In the Introduction, O’Rourke describes her book as one that “resists the tidiness of most illness narratives” (27). What does it mean to describe her book in this way? Why do you think she feels the need to describe the way her book will unfold at its beginning?

2.

One of the goals that O’Rourke names for her book in the beginning is to find language for an experience that “resists description” (21). How does her experience resist description? Use two to three examples from the text to support your thesis.

3.

To narrate her own experience with illness, O’Rourke frequently cites other writers who articulate theirs in great detail.
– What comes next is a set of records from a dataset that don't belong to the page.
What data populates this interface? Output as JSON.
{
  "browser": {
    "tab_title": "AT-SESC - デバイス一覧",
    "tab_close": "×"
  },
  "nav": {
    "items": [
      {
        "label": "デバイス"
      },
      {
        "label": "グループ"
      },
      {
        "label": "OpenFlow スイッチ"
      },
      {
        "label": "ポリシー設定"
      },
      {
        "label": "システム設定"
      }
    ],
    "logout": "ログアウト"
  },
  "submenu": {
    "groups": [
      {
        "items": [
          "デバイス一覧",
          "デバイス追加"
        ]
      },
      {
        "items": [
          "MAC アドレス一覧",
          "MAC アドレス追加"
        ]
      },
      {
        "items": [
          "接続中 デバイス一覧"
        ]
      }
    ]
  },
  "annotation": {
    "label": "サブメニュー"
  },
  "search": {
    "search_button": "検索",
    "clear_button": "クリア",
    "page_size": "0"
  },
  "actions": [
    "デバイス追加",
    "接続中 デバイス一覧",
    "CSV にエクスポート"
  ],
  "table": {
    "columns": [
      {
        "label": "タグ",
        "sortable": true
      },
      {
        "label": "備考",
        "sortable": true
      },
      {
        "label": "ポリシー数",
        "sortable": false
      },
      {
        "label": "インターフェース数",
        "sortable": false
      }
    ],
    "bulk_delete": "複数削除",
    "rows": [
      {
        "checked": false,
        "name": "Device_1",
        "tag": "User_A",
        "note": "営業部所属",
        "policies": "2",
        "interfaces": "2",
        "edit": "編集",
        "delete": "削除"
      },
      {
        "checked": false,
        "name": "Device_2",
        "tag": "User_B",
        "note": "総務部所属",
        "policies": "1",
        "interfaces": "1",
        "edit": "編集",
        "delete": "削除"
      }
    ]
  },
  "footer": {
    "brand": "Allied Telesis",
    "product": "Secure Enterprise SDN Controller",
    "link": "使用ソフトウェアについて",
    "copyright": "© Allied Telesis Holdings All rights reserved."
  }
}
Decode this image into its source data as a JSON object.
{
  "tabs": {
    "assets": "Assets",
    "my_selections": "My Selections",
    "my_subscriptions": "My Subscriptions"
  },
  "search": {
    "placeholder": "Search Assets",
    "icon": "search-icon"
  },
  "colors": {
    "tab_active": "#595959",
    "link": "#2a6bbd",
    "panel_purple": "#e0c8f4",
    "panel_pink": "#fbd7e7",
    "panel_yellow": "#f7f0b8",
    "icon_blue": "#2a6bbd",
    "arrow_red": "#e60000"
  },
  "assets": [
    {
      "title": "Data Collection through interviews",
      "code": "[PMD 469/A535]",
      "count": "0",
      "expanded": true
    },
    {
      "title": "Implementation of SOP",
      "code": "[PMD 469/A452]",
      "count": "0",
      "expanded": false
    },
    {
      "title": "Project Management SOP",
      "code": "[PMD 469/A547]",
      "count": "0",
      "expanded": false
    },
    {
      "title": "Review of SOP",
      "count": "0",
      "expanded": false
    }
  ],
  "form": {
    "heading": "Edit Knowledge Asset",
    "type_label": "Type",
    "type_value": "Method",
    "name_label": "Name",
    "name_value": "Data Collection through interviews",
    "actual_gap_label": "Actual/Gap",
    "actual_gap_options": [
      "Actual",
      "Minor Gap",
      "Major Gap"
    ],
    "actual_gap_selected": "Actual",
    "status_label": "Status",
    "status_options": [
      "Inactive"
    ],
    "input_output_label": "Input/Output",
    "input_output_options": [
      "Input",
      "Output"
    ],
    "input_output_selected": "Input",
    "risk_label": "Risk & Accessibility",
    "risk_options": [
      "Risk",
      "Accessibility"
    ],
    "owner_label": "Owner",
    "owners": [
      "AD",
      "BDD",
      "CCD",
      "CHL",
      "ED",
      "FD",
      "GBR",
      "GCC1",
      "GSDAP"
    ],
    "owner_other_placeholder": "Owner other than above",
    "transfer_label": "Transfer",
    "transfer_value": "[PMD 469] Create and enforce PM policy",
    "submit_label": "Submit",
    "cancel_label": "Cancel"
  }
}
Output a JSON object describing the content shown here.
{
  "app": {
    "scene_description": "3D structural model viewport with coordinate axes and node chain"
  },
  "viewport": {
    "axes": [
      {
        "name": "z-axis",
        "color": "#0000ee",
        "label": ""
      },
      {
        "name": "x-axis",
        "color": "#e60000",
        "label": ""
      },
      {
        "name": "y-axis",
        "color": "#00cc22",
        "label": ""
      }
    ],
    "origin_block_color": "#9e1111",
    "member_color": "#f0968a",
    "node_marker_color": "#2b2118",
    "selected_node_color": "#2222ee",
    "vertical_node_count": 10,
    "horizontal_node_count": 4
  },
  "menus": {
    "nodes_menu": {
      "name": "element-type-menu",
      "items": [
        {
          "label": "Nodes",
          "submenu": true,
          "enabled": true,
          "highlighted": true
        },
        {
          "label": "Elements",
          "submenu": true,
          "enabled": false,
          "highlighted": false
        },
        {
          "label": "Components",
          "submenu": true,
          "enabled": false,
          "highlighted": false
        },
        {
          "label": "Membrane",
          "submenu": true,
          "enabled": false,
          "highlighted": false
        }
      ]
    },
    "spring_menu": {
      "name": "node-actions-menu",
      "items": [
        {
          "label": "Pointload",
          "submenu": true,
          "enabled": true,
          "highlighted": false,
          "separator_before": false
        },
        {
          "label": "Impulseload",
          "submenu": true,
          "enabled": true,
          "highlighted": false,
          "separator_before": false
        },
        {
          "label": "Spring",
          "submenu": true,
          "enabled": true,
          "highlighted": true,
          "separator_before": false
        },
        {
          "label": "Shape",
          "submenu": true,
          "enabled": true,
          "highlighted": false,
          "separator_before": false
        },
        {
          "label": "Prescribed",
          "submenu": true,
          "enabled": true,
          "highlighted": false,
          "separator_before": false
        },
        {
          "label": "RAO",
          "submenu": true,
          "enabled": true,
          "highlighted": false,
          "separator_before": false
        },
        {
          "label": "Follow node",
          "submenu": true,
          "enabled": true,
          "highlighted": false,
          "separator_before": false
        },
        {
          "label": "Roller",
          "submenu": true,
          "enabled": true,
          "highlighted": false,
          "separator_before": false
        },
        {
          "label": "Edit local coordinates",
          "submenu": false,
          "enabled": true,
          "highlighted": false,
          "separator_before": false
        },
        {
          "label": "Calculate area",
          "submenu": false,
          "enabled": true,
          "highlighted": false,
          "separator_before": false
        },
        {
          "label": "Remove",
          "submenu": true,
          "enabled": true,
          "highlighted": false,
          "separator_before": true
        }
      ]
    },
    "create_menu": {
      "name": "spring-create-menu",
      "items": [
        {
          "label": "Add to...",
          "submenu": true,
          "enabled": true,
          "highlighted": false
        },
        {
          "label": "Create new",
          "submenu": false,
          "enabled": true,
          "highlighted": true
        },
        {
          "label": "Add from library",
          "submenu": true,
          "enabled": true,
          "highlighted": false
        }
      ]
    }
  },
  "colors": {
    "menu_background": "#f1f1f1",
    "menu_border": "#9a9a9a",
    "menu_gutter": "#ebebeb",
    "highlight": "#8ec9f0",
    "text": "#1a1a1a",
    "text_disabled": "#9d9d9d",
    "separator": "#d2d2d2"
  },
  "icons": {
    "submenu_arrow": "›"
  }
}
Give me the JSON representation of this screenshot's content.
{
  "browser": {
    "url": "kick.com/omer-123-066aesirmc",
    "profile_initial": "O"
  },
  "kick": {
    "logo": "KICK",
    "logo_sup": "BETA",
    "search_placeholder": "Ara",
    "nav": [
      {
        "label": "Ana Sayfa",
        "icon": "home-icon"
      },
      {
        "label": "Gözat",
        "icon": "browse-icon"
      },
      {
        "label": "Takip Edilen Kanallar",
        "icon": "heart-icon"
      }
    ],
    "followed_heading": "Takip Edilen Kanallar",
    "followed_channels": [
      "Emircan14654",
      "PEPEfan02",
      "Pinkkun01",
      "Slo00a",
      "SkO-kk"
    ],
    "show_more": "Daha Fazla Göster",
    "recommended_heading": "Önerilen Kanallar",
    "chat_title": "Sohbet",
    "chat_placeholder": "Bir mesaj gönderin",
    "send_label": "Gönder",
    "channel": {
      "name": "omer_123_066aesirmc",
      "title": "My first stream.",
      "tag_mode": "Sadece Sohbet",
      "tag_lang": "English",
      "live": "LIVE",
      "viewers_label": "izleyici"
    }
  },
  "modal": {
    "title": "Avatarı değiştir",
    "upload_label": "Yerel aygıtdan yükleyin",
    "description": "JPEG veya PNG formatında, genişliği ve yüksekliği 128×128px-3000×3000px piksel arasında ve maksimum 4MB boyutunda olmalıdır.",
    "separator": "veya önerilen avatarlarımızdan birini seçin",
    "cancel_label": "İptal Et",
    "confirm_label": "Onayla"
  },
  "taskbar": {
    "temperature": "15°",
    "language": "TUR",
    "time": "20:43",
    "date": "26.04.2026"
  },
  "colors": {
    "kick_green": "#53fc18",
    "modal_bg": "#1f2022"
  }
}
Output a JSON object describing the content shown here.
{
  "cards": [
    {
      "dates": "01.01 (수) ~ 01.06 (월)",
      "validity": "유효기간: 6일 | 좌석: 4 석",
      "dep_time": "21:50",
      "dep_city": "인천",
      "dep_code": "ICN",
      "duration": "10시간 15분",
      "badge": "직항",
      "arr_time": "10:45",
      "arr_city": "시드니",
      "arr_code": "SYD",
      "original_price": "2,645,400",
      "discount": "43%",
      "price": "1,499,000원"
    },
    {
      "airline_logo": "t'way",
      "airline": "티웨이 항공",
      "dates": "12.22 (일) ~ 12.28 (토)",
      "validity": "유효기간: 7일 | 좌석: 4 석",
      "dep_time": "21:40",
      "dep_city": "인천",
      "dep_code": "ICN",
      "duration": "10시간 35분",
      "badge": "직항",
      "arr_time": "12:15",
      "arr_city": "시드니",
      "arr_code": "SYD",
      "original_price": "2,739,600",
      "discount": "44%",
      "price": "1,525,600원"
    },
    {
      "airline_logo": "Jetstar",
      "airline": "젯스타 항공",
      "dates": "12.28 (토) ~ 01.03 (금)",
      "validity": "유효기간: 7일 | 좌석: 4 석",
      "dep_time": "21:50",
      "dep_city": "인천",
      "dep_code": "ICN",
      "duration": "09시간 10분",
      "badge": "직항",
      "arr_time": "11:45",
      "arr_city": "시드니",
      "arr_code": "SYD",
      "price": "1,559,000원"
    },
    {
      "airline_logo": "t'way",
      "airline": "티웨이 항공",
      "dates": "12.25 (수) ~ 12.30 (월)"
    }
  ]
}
How does this technique relate to her views on the power of declaring one’s own suffering?

4.

The Invisible Kingdom is a memoir that also incorporates in-depth research, interviews, and scientific explanations. How does O’Rourke keep the varying parts of her book connected? How does each support the other?

5.

In Chapter 10, O’Rourke asks: “What does it matter, you might wonder, how we think about the disease we have?” (264). How does O’Rourke’s account of her illness answer this question for us?

6.

Although O’Rourke is the most prominent figure in The Invisible Kingdom, certain figures appear like vivid characters—particularly her husband Jim, Matt Galen, and Dr. C. Discuss the role of one of these characters and explain the purpose(s) they serve within the larger narrative.

7.

O’Rourke relives aspects of her mother’s death throughout the book. Why does it complicate her narrative to speak about her mother’s death in relation to her own experience of illness?

8.

O’Rourke returns often to the perceived connection between autoimmunity and the abstract, philosophical sense of the “self.” How does this metaphor place the burden of healing on the patient alone? Examine two to three specific examples from the text to support your argument.

9.

When O’Rourke finally receives her diagnosis of Lyme disease, her feelings about it are complicated. She states, “After fifteen years in the dark—if I counted from my first bouts of electric shocks and poor health—I at last had a possible name for my remaining problems. Yet instead of feeling relief, I felt I had woken into a nightmare” (305). Explain the conflict that O’Rourke experiences. How does this conflict relate to earlier questions in the book about her initial hope for a “nameable” disease?

10.

O’Rourke frequently shifts between conventional and alternative medical treatments as she investigates her illness. What are the conflicts O’Rourke has with each type of treatment, and do these conflicts eventually resolve? If so, how?